See the definitions from Q7. ,Q11. and Q13.
$(i)$ $5 \ast 7 = L.C.M (5,7) = 35$ and $20 \ast 16 = L.C.M(20,16) = 80$.
$(ii)$ Yes, $\ast$ is commutative. As we know that $L.C.M(a,b) = L.C.M(b,a)$ for any two natural number in $N$.
$\implies \, a \ast b = b \ast a \, \forall a,b \in N$.
$(iii)$ Yes, $\ast$ is associative. As we know that $\,\,\,\,L.C.M(a, L.C.M(b, c)) = L.C.M(L.C.M(a,b), c)$
$\implies a \ast (b \ast c) = (a \ast b) \ast c \, \forall a,b,c \in N$.
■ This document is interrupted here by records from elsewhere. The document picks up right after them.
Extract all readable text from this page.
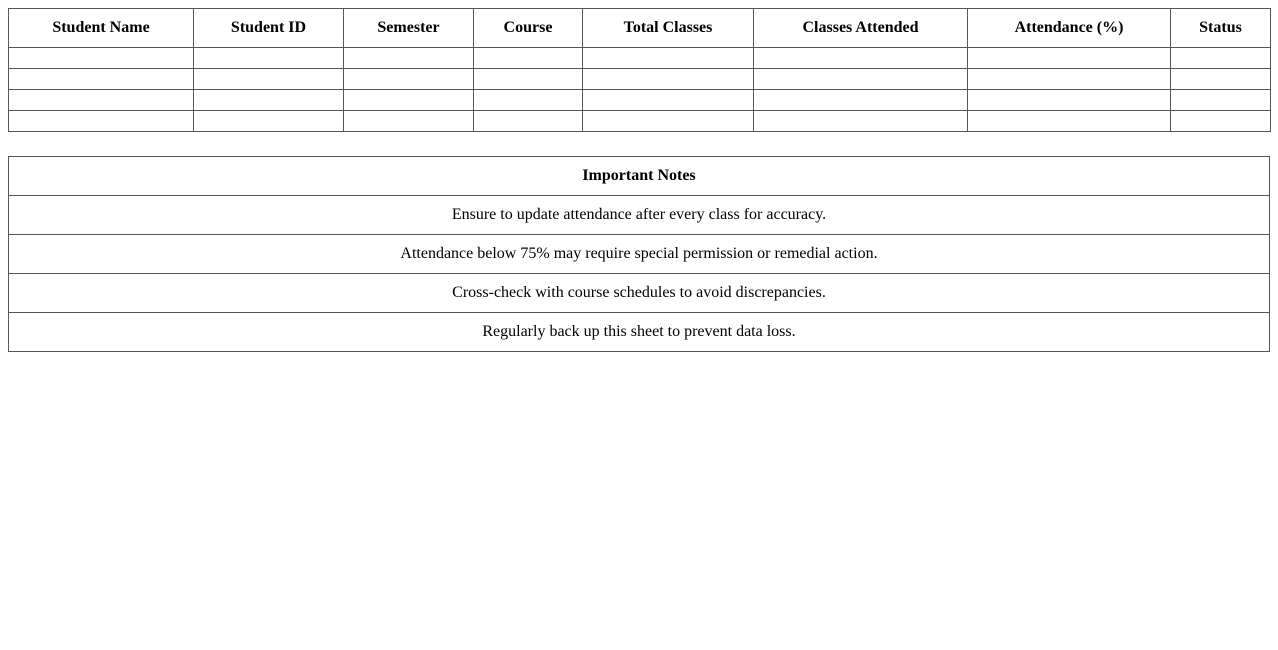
Student Name	Student ID	Semester	Course	Total Classes	Classes Attended	Attendance (%)	Status

Important Notes
Ensure to update attendance after every class for accuracy.
Attendance below 75% may require special permission or remedial action.
Cross-check with course schedules to avoid discrepancies.
Regularly back up this sheet to prevent data loss.
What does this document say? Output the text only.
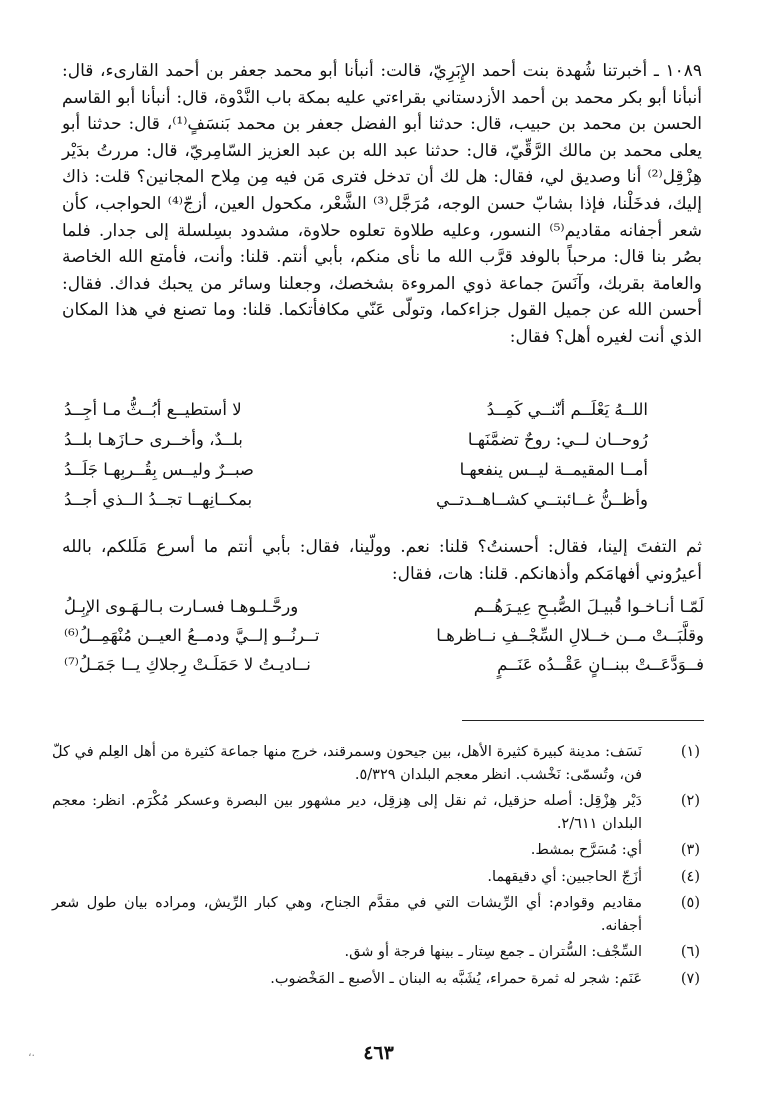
١٠٨٩ ـ أخبرتنا شُهدة بنت أحمد الإِبَرِيّ، قالت: أنبأنا أبو محمد جعفر بن أحمد القارىء، قال: أنبأنا أبو بكر محمد بن أحمد الأزدستاني بقراءتي عليه بمكة باب النَّدْوة، قال: أنبأنا أبو القاسم الحسن بن محمد بن حبيب، قال: حدثنا أبو الفضل جعفر بن محمد بَنسَفٍ⁽¹⁾، قال: حدثنا أبو يعلى محمد بن مالك الرَّقِّيّ، قال: حدثنا عبد الله بن عبد العزيز السّامِريّ، قال: مررتُ بدَيْر هِزْقِل⁽²⁾ أنا وصديق لي، فقال: هل لك أن تدخل فترى مَن فيه مِن مِلاح المجانين؟ قلت: ذاك إليك، فدخَلْنا، فإذا بشابّ حسن الوجه، مُرَجَّل⁽³⁾ الشَّعْر، مكحول العين، أزجّ⁽⁴⁾ الحواجب، كأن شعر أجفانه مقاديم⁽⁵⁾ النسور، وعليه طلاوة تعلوه حلاوة، مشدود بسِلسلة إلى جدار. فلما بصُر بنا قال: مرحباً بالوفد قرَّب الله ما نأى منكم، بأبي أنتم. قلنا: وأنت، فأمتع الله الخاصة والعامة بقربك، وآنَسَ جماعة ذوي المروءة بشخصك، وجعلنا وسائر من يحبك فداك. فقال: أحسن الله عن جميل القول جزاءكما، وتولّى عَنّي مكافأتكما. قلنا: وما تصنع في هذا المكان الذي أنت لغيره أهل؟ فقال:

اللــهُ يَعْلَــم أنّنــي كَمِــدُ
لا أستطيــع أبُــثُّ مـا أجِــدُ
رُوحــان لــي: روحٌ تضمَّنَهـا
بلــدٌ، وأخــرى حـازَهـا بلــدُ
أمــا المقيمــة ليــس ينفعهـا
صبــرٌ وليــس بِقُــربِهـا جَلَــدُ
وأظــنُّ غــائبتــي كشــاهــدتــي
بمكــانِهــا تجــدُ الــذي أجــدُ

ثم التفتَ إلينا، فقال: أحسنتُ؟ قلنا: نعم. وولّينا، فقال: بأبي أنتم ما أسرع مَلَلكم، بالله أعيرُوني أفهامَكم وأذهانكم. قلنا: هات، فقال:

لَمّـا أنـاخـوا قُبيـلَ الصُّبـحِ عِيـرَهُــم
ورحَّـلـوهـا فسـارت بـالـهَـوى الإبِـلُ
وقلَّبَــتْ مــن خــلالِ السِّجْــفِ نــاظرهـا
تــرنُــو إلــيَّ ودمــعُ العيــن مُنْهَمِــلُ⁽⁶⁾
فــوَدَّعَــتْ ببنــانٍ عَقْــدُه عَنَــمٍ
نــاديـتُ لا حَمَلَـتْ رِجلاكِ يــا جَمَـلُ⁽⁷⁾
(١)
نَسَف: مدينة كبيرة كثيرة الأهل، بين جيحون وسمرقند، خرج منها جماعة كثيرة من أهل العِلم في كلّ فن، وتُسمّى: نَخْشب. انظر معجم البلدان ٥/٣٢٩.
(٢)
دَيْر هِزْقِل: أصله حزقيل، ثم نقل إلى هِزقِل، دير مشهور بين البصرة وعسكر مُكْرَم. انظر: معجم البلدان ٢/٦١١.
(٣)
أي: مُسَرَّح بمشط.
(٤)
أزَجّ الحاجبين: أي دقيقهما.
(٥)
مقاديم وقوادم: أي الرِّيشات التي في مقدَّم الجناح، وهي كبار الرِّيش، ومراده بيان طول شعر أجفانه.
(٦)
السِّجْف: السُّتران ـ جمع سِتار ـ بينها فرجة أو شق.
(٧)
عَنَم: شجر له ثمرة حمراء، يُشَبَّه به البنان ـ الأصبع ـ المَخْضوب.
٤٦٣
،.
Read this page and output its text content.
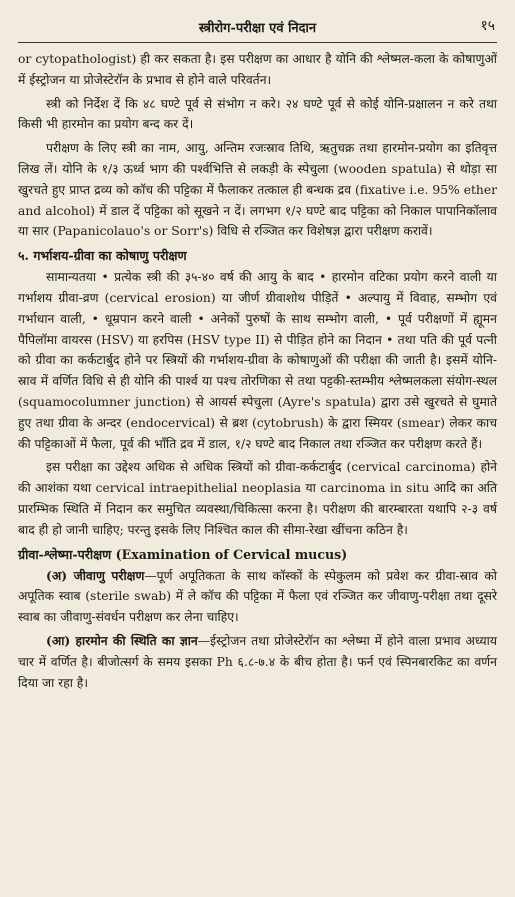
स्त्रीरोग-परीक्षा एवं निदान	१५

or cytopathologist) ही कर सकता है। इस परीक्षण का आधार है योनि की श्लेष्मल-कला के कोषाणुओं में ईस्ट्रोजन या प्रोजेस्टेरॉन के प्रभाव से होने वाले परिवर्तन।

स्त्री को निर्देश दें कि ४८ घण्टे पूर्व से संभोग न करे। २४ घण्टे पूर्व से कोई योनि-प्रक्षालन न करे तथा किसी भी हारमोन का प्रयोग बन्द कर दें।

परीक्षण के लिए स्त्री का नाम, आयु, अन्तिम रजःस्राव तिथि, ऋतुचक्र तथा हारमोन-प्रयोग का इतिवृत्त लिख लें। योनि के १/३ ऊर्ध्व भाग की पर्श्वभित्ति से लकड़ी के स्पेचुला (wooden spatula) से थोड़ा सा खुरचते हुए प्राप्त द्रव्य को कॉच की पट्टिका में फैलाकर तत्काल ही बन्धक द्रव (fixative i.e. 95% ether and alcohol) में डाल दें पट्टिका को सूखने न दें। लगभग १/२ घण्टे बाद पट्टिका को निकाल पापानिकॉलाव या सार (Papanicolauo's or Sorr's) विधि से रञ्जित कर विशेषज्ञ द्वारा परीक्षण करावें।

५. गर्भाशय-ग्रीवा का कोषाणु परीक्षण

सामान्यतया • प्रत्येक स्त्री की ३५-४० वर्ष की आयु के बाद • हारमोन वटिका प्रयोग करने वाली या गर्भाशय ग्रीवा-व्रण (cervical erosion) या जीर्ण ग्रीवाशोथ पीड़ितें • अल्पायु में विवाह, सम्भोग एवं गर्भाधान वाली, • धूम्रपान करने वाली • अनेकों पुरुषों के साथ सम्भोग वाली, • पूर्व परीक्षणों में ह्यूमन पैपिलॉमा वायरस (HSV) या हरपिस (HSV type II) से पीड़ित होने का निदान • तथा पति की पूर्व पत्नी को ग्रीवा का कर्कटार्बुद होने पर स्त्रियों की गर्भाशय-ग्रीवा के कोषाणुओं की परीक्षा की जाती है। इसमें योनि-स्राव में वर्णित विधि से ही योनि की पार्श्व या पश्च तोरणिका से तथा पट्टकी-स्तम्भीय श्लेष्मलकला संयोग-स्थल (squamocolumner junction) से आयर्स स्पेचुला (Ayre's spatula) द्वारा उसे खुरचते से घुमाते हुए तथा ग्रीवा के अन्दर (endocervical) से ब्रश (cytobrush) के द्वारा स्मियर (smear) लेकर काच की पट्टिकाओं में फैला, पूर्व की भाँति द्रव में डाल, १/२ घण्टे बाद निकाल तथा रञ्जित कर परीक्षण करते हैं।

इस परीक्षा का उद्देश्य अधिक से अधिक स्त्रियों को ग्रीवा-कर्कटार्बुद (cervical carcinoma) होने की आशंका यथा cervical intraepithelial neoplasia या carcinoma in situ आदि का अति प्रारम्भिक स्थिति में निदान कर समुचित व्यवस्था/चिकित्सा करना है। परीक्षण की बारम्बारता यथापि २-३ वर्ष बाद ही हो जानी चाहिए; परन्तु इसके लिए निश्चित काल की सीमा-रेखा खींचना कठिन है।

ग्रीवा-श्लेष्मा-परीक्षण (Examination of Cervical mucus)

(अ) जीवाणु परीक्षण—पूर्ण अपूतिकता के साथ कॉस्कों के स्पेकुलम को प्रवेश कर ग्रीवा-स्राव को अपूतिक स्वाब (sterile swab) में ले कॉच की पट्टिका में फैला एवं रञ्जित कर जीवाणु-परीक्षा तथा दूसरे स्वाब का जीवाणु-संवर्धन परीक्षण कर लेना चाहिए।

(आ) हारमोन की स्थिति का ज्ञान—ईस्ट्रोजन तथा प्रोजेस्टेरॉन का श्लेष्मा में होने वाला प्रभाव अध्याय चार में वर्णित है। बीजोत्सर्ग के समय इसका Ph ६.८-७.४ के बीच होता है। फर्न एवं स्पिनबारकिट का वर्णन दिया जा रहा है।
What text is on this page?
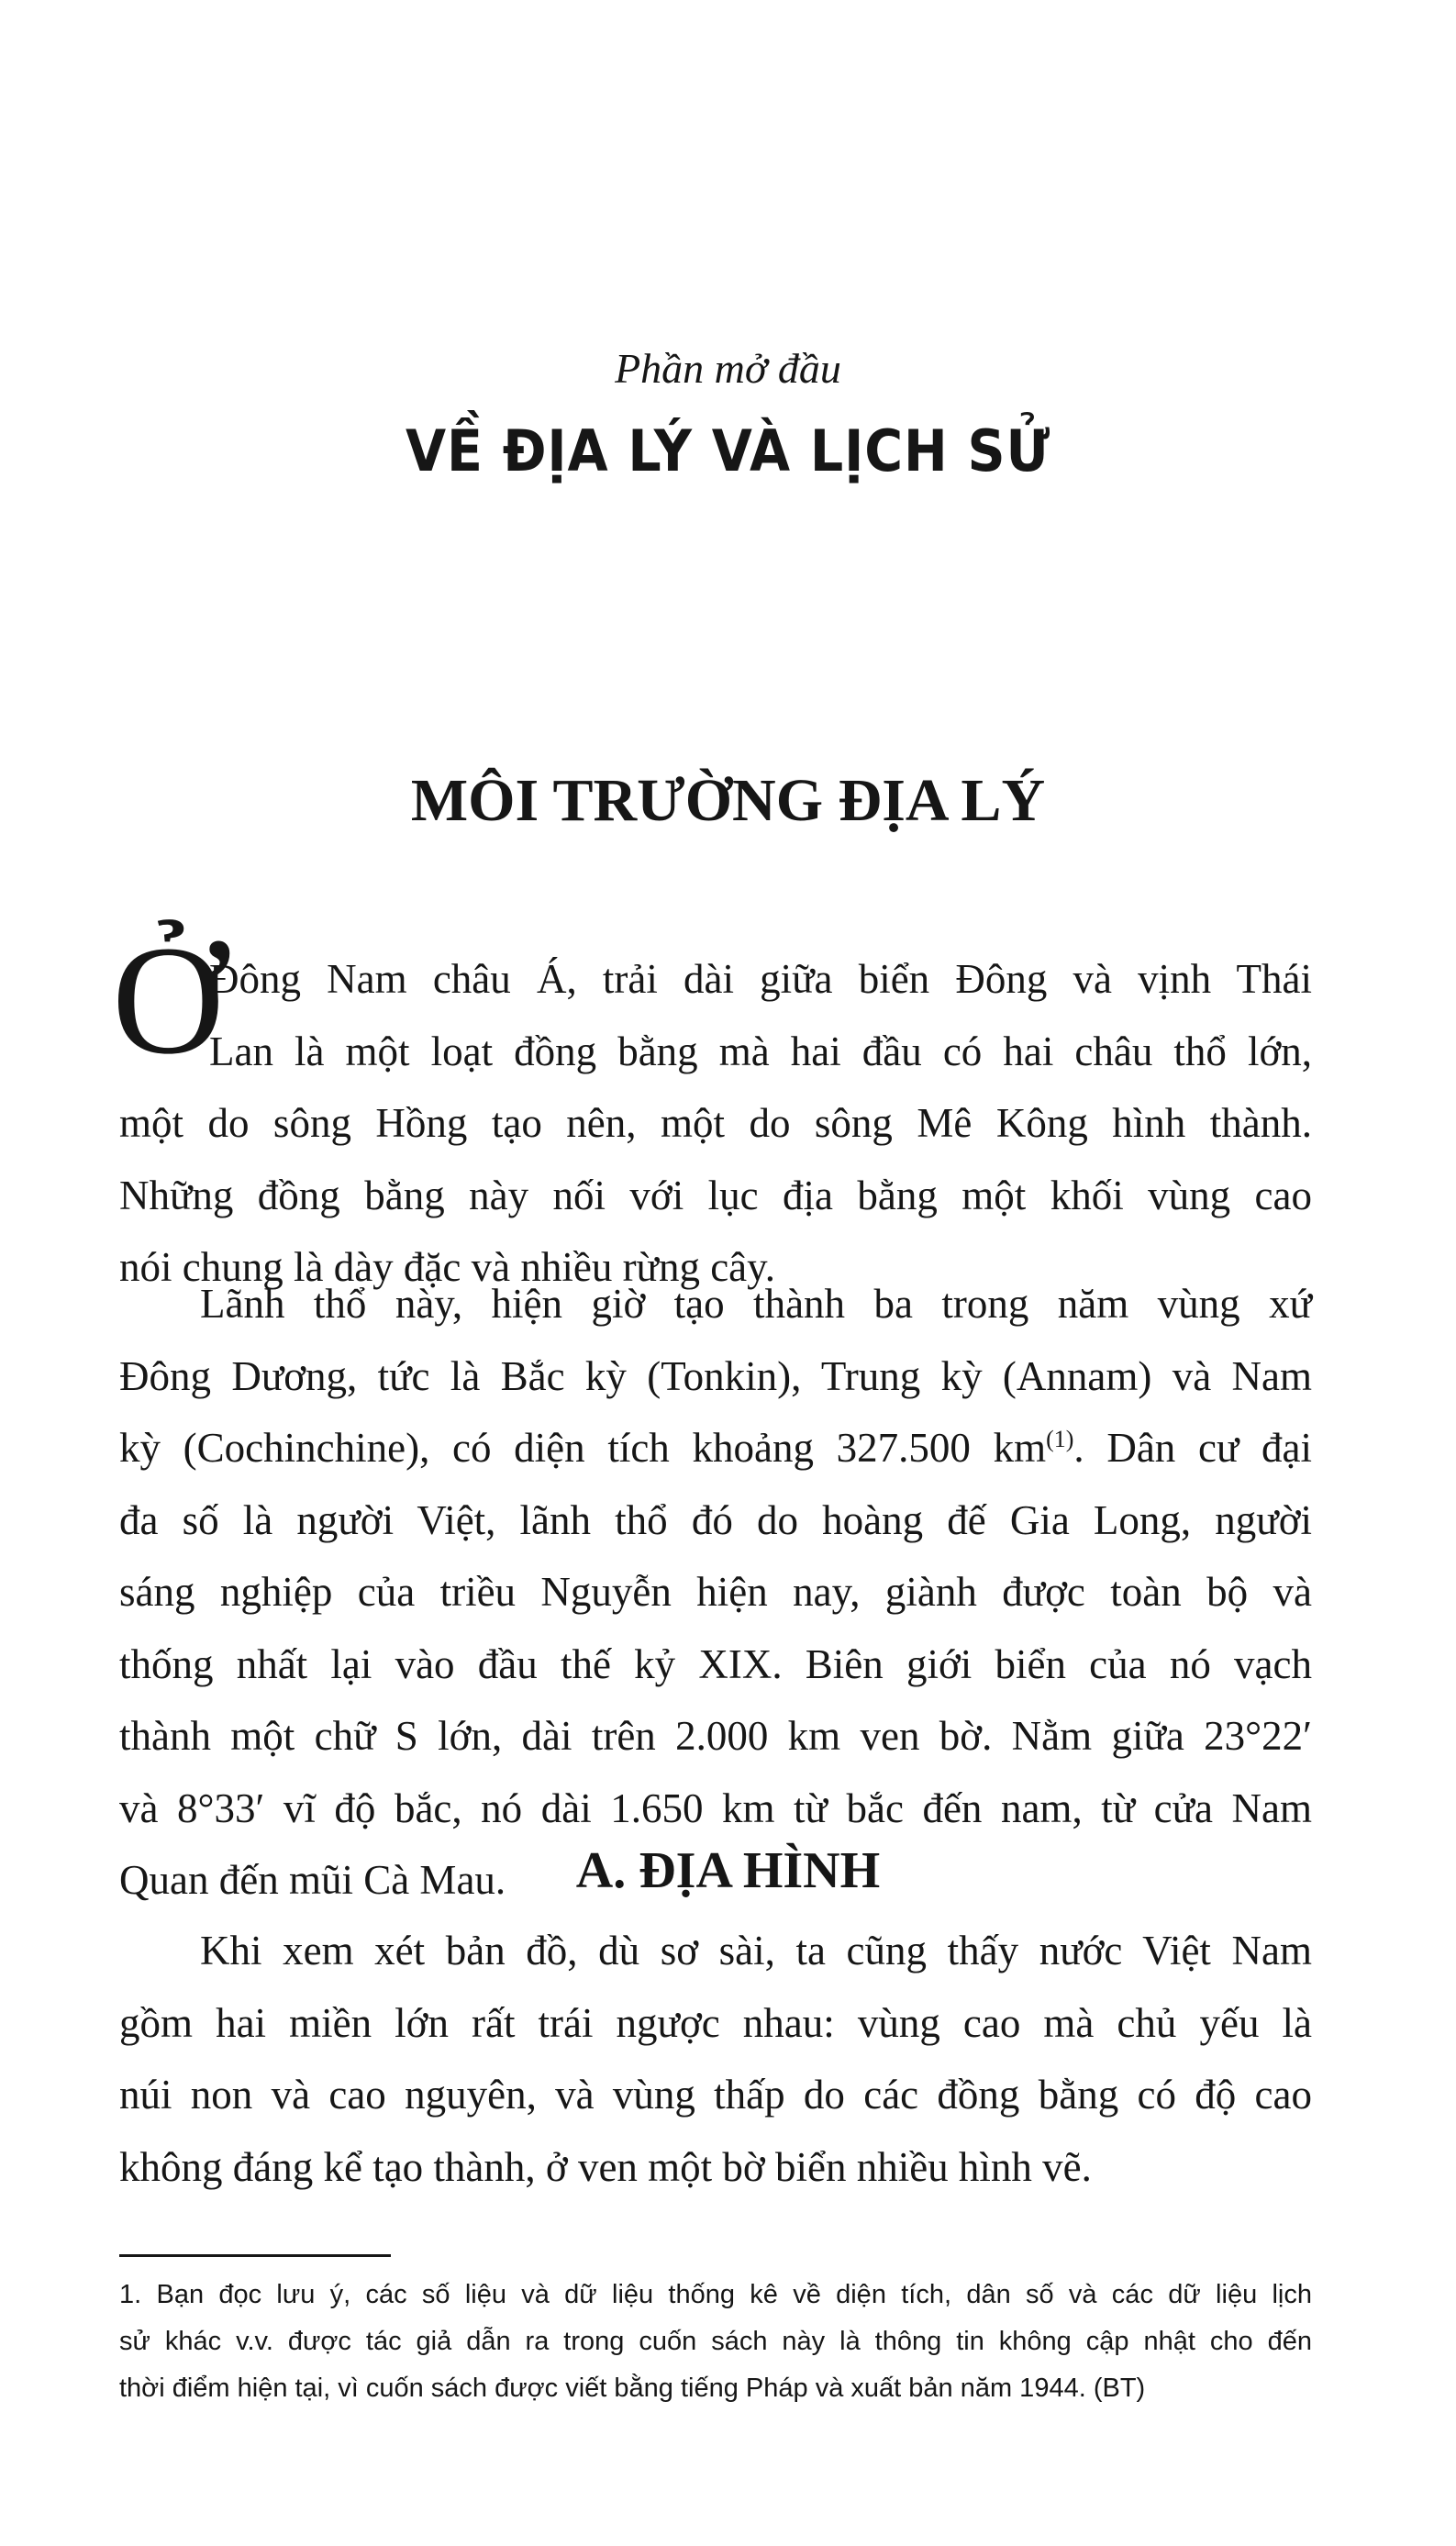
Phần mở đầu
VỀ ĐỊA LÝ VÀ LỊCH SỬ
MÔI TRƯỜNG ĐỊA LÝ
Ở
Đông Nam châu Á, trải dài giữa biển Đông và vịnh Thái
Lan là một loạt đồng bằng mà hai đầu có hai châu thổ lớn,
một do sông Hồng tạo nên, một do sông Mê Kông hình thành.
Những đồng bằng này nối với lục địa bằng một khối vùng cao
nói chung là dày đặc và nhiều rừng cây.
Lãnh thổ này, hiện giờ tạo thành ba trong năm vùng xứ
Đông Dương, tức là Bắc kỳ (Tonkin), Trung kỳ (Annam) và Nam
kỳ (Cochinchine), có diện tích khoảng 327.500 $km^{(1)}$. Dân cư đại
đa số là người Việt, lãnh thổ đó do hoàng đế Gia Long, người
sáng nghiệp của triều Nguyễn hiện nay, giành được toàn bộ và
thống nhất lại vào đầu thế kỷ XIX. Biên giới biển của nó vạch
thành một chữ S lớn, dài trên 2.000 km ven bờ. Nằm giữa 23°22′
và 8°33′ vĩ độ bắc, nó dài 1.650 km từ bắc đến nam, từ cửa Nam
Quan đến mũi Cà Mau.	A. ĐỊA HÌNH
Khi xem xét bản đồ, dù sơ sài, ta cũng thấy nước Việt Nam
gồm hai miền lớn rất trái ngược nhau: vùng cao mà chủ yếu là
núi non và cao nguyên, và vùng thấp do các đồng bằng có độ cao
không đáng kể tạo thành, ở ven một bờ biển nhiều hình vẽ.
1. Bạn đọc lưu ý, các số liệu và dữ liệu thống kê về diện tích, dân số và các dữ liệu lịch
sử khác v.v. được tác giả dẫn ra trong cuốn sách này là thông tin không cập nhật cho đến
thời điểm hiện tại, vì cuốn sách được viết bằng tiếng Pháp và xuất bản năm 1944. (BT)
$(iv)$ The element $e = 1$ in $N$ is the identity element, because $a \ast 1 = 1 \ast a = a, \, \forall a \in N$.(as we know that $L.C.M(a,1) = a$).
$(v)$ No element other then $identity \, element \, 1$ is invertible.
Proof: If possible let $a' \in N$ be the inverse of $a \in N$. Then $a \ast a' = a' \ast a = 1\, \implies \, L.C.M(a,a') = 1$ which is not possible for any element other then $a = a' = 1$. So, $a \neq 1 $ in $N$ is not invertible.